THE aid agency War on Want has explained why it declined to join a new campaign against hunger. It cited the "gross misrepresentation" of the G8 as a body committed to solving global hunger; the failure to engage with farmers' organisations; and the absence of any reference to "food sovereignty".

Launched last week ( News, 25 January), the "Enough Food for Everyone IF" campaign is supported by 100 agencies, including Christian Aid, Tearfund, and Oxfam, and by the Church of England. It calls on world leaders to "act on four big issues" related to hunger: aid, tax avoidance, land grabbing, and transparency (for governments and companies to be "honest about their actions that stop people getting enough food").

On Friday of last week, War on Want, a charity founded in 1951 that campaigns on the premise that "poverty is political", outlined its refusal to join the IF alliance in a blog.

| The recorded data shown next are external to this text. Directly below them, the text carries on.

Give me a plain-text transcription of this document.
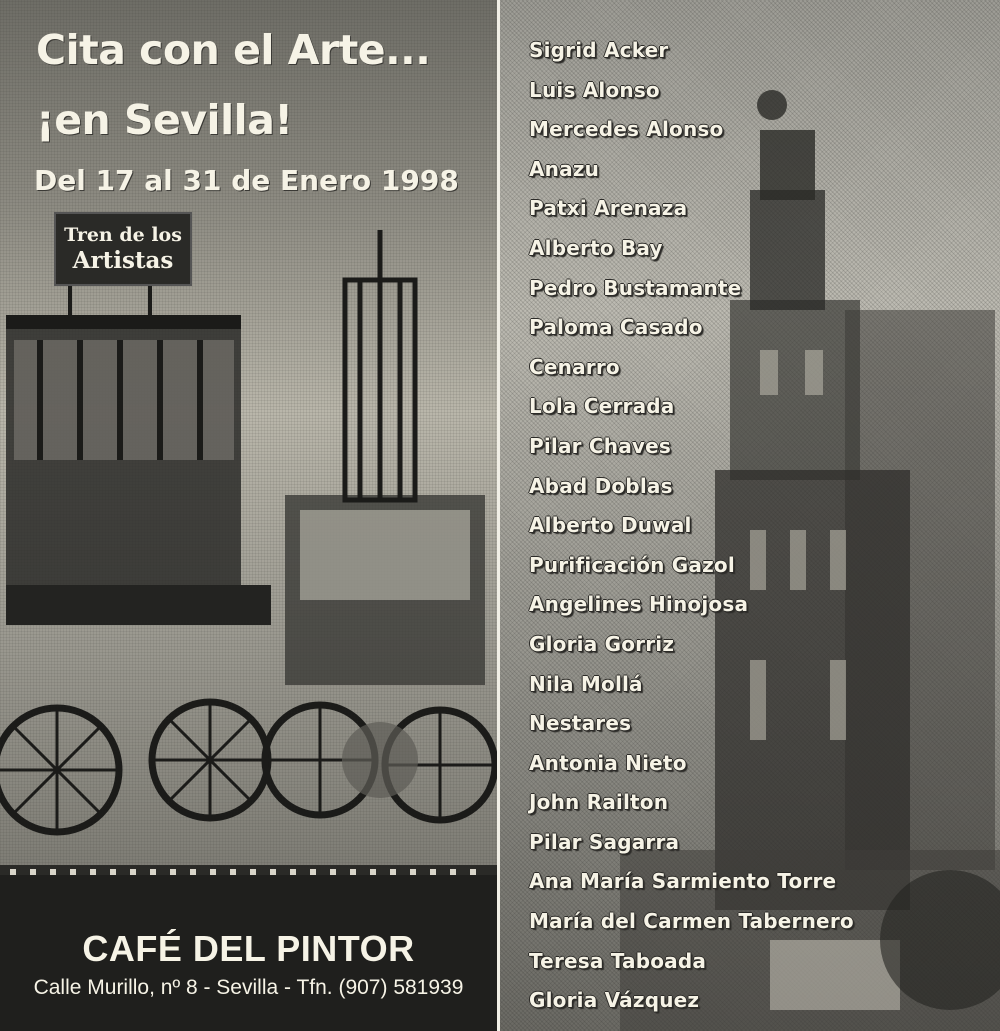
Cita con el Arte...
¡en Sevilla!
Del 17 al 31 de Enero 1998
Tren de los
Artistas
CAFÉ DEL PINTOR
Calle Murillo, nº 8 - Sevilla - Tfn. (907) 581939
Sigrid Acker
Luis Alonso
Mercedes Alonso
Anazu
Patxi Arenaza
Alberto Bay
Pedro Bustamante
Paloma Casado
Cenarro
Lola Cerrada
Pilar Chaves
Abad Doblas
Alberto Duwal
Purificación Gazol
Angelines Hinojosa
Gloria Gorriz
Nila Mollá
Nestares
Antonia Nieto
John Railton
Pilar Sagarra
Ana María Sarmiento Torre
María del Carmen Tabernero
Teresa Taboada
Gloria Vázquez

"War on Want understands hunger, like all forms of poverty, to be the result of political decisions that are taken by national and international élites, and contested through political action," it said. "The IF campaign is promoting a wholly false image of the G8 as committed to resolving the scandal of global hunger rather than (in reality) being responsible for perpetuating it."

The charity is critical of what it perceives as the failure of the IF coalition to engage with farmers' movements, such as La Via Campesina, and "the absence of any reference to food sovereignty": people's right to "define their own agricultural and food policies as a means to securing their right to food, including through agrarian reform in favour of peasant farming communities".

The World Development Movement has also declined to join the campaign, citing similar concerns. The IF campaign was concerned with "food security", but was not "challenging the power and impact of the financial system on food prices, nor is it grounded in the principles of food sovereignty".

Jean Blaylock, co-ordinator of the UK Food Group, a network of 49 organisations including most of the founders of the IF campaign, but also farmers, consumers, and academic institutions, confirmed on Tuesday that it had not joined the campaign, owing to "clearly very divergent views" among members.

On Wednesday, a spokesperson for the IF coalition said that, through its more than 100 members, it had "literally tens of thousands of partnerships . . . with civil-society groups, local communities, and farming collectives in the developing world", and that its policy agenda had been informed by these relationships. Food sovereignty was not supported by all in the coalition; "so we can't collectively campaign on that".

She said that the G8 was a target of the campaign as a powerful forum "on our doorstep" (it will be held in Northern Ireland in June). IF had "set out a radical and challenging campaign to government", and the Prime Minister's attack on tax avoidance at the Davos conference last week was welcome.

Debates about the campaign were "healthy and essential", she said; but "when charities start falling out with each other over the organisation of their campaigns, we risk coming across to the public and to policy-makers like the Judaean People's Front arguing with the People's Front of Judaea in Monty Python's Life of Brian. . . We can't afford to be cynical for too long. There is too much to do, and the opportunity this year is too great to miss."